IBM Invests $3B in Powerful Processors of the Future

IBM has been developing cutting-edge technology since the early 1880s. The company has designed everything from electric tabulating machines (a fancy name for calculators) to the Power8 12-core super processor packed with 4.2 billion transistors.

"Billion" seems to be the word of the year for the technology powerhouse, which recently announced it will dedicate $3 billion in funding over the next five years to research and development of new processor technologies.

Moore's Law states that processor speeds or processing power doubles every two years; both speed and transistor count will eventually reach a limit as transistors continue to shrink. The theory is rapidly becoming true. There is only so much researchers can do with silicon as the processor's manufacturing medium. IBM is looking for microchip solutions that do not use this element. It wants to use materials such as graphene and carbon nanotubes to allow the chips to become smaller and faster.

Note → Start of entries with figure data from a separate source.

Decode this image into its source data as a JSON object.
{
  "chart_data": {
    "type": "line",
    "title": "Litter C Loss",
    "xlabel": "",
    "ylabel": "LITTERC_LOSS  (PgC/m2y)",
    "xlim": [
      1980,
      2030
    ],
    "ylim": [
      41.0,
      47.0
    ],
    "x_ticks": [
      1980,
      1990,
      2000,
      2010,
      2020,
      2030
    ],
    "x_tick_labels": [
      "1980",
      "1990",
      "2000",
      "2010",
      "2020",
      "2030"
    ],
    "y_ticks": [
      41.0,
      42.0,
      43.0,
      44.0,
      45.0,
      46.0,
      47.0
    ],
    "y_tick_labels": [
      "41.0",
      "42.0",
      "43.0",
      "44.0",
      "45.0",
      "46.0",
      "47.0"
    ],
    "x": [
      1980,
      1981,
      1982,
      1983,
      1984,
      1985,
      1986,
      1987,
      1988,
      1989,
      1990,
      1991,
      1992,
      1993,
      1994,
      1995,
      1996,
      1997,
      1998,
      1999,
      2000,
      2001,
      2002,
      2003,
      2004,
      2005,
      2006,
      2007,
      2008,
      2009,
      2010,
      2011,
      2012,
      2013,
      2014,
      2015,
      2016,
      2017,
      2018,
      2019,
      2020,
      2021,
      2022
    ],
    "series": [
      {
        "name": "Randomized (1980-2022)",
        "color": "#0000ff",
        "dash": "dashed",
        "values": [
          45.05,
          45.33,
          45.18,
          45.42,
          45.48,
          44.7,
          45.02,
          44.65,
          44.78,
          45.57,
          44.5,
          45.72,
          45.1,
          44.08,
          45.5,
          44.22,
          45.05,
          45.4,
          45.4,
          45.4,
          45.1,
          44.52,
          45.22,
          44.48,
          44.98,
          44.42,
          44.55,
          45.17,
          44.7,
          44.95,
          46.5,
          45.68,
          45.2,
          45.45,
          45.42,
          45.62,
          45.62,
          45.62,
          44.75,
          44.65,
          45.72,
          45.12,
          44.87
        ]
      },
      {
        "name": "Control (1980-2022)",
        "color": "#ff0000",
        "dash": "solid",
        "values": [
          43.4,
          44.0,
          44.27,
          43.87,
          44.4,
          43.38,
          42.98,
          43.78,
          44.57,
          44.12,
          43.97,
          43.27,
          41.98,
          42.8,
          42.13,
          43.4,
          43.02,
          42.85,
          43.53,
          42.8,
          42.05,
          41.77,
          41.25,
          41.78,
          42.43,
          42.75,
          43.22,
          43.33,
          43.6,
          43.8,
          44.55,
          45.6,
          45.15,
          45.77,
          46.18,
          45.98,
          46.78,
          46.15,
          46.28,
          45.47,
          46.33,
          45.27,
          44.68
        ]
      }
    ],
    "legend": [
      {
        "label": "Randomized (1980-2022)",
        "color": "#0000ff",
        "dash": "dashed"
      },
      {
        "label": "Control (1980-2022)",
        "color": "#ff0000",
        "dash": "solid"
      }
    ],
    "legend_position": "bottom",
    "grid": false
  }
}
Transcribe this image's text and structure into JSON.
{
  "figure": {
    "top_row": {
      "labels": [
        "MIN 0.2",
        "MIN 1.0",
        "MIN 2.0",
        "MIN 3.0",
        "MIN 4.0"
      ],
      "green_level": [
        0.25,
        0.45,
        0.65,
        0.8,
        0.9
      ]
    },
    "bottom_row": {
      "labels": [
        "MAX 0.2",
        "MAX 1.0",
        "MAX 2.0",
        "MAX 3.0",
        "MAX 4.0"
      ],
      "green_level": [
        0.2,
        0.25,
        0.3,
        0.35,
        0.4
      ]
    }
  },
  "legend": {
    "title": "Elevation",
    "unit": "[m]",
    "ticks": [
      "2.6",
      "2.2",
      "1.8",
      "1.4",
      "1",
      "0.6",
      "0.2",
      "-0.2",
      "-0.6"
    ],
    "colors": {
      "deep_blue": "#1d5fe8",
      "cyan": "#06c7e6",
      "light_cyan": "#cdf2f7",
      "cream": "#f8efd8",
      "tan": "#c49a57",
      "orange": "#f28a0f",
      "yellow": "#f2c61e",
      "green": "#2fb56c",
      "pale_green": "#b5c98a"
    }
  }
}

Using the new materials will allow researchers to scale the processor's transistor size down below the 7-nm limit imposed by silicon and therefore allow the transistor count to be increased on the die. The company plans to use a portion of that money to work on neurosynaptic chips that emulate the human brain's computing and power efficiency. This will eventually lead to neurosynaptic systems (super computers) that feature billions of neurons and its own programming language to execute programs while consuming only a kilowatt of power and fitting into a space no bigger than a 2-liter bottle of soda.

Quantum computing is also on the table. This system uses "qubits" -- the polarization of a single photon -- instead of transistors to compute information. Zeros and ones are on the way out.

Lastly, IBM will use part of the R&D money to look at ways of furthering the use of silicon in microchips (waste not, want not). Specifically, it hopes to develop nanotech components for silicon chips designed for use in big data and cloud services. This includes the integration of Si and Si/Ge FinFETs or non-planar double-gate transistors that feature less energy bleed and electrical control than traditional transistors.

These new processor technologies could be used in a wide variety of beneficial applications, including medical research, weather modeling, and intelligent cloud services. All in all, $3 billion may seem like quite an investment (and it is for most of us), but the company spent $6.2 billion last year on R&D projects for mobile computing, Power7+ chips, and new storage-class memory for large servers. Obviously, IBM's research and development for these new technologies will take some time, but the company hopes to make significant breakthroughs in the next decade. When new products featuring them will hit the market is anybody's guess.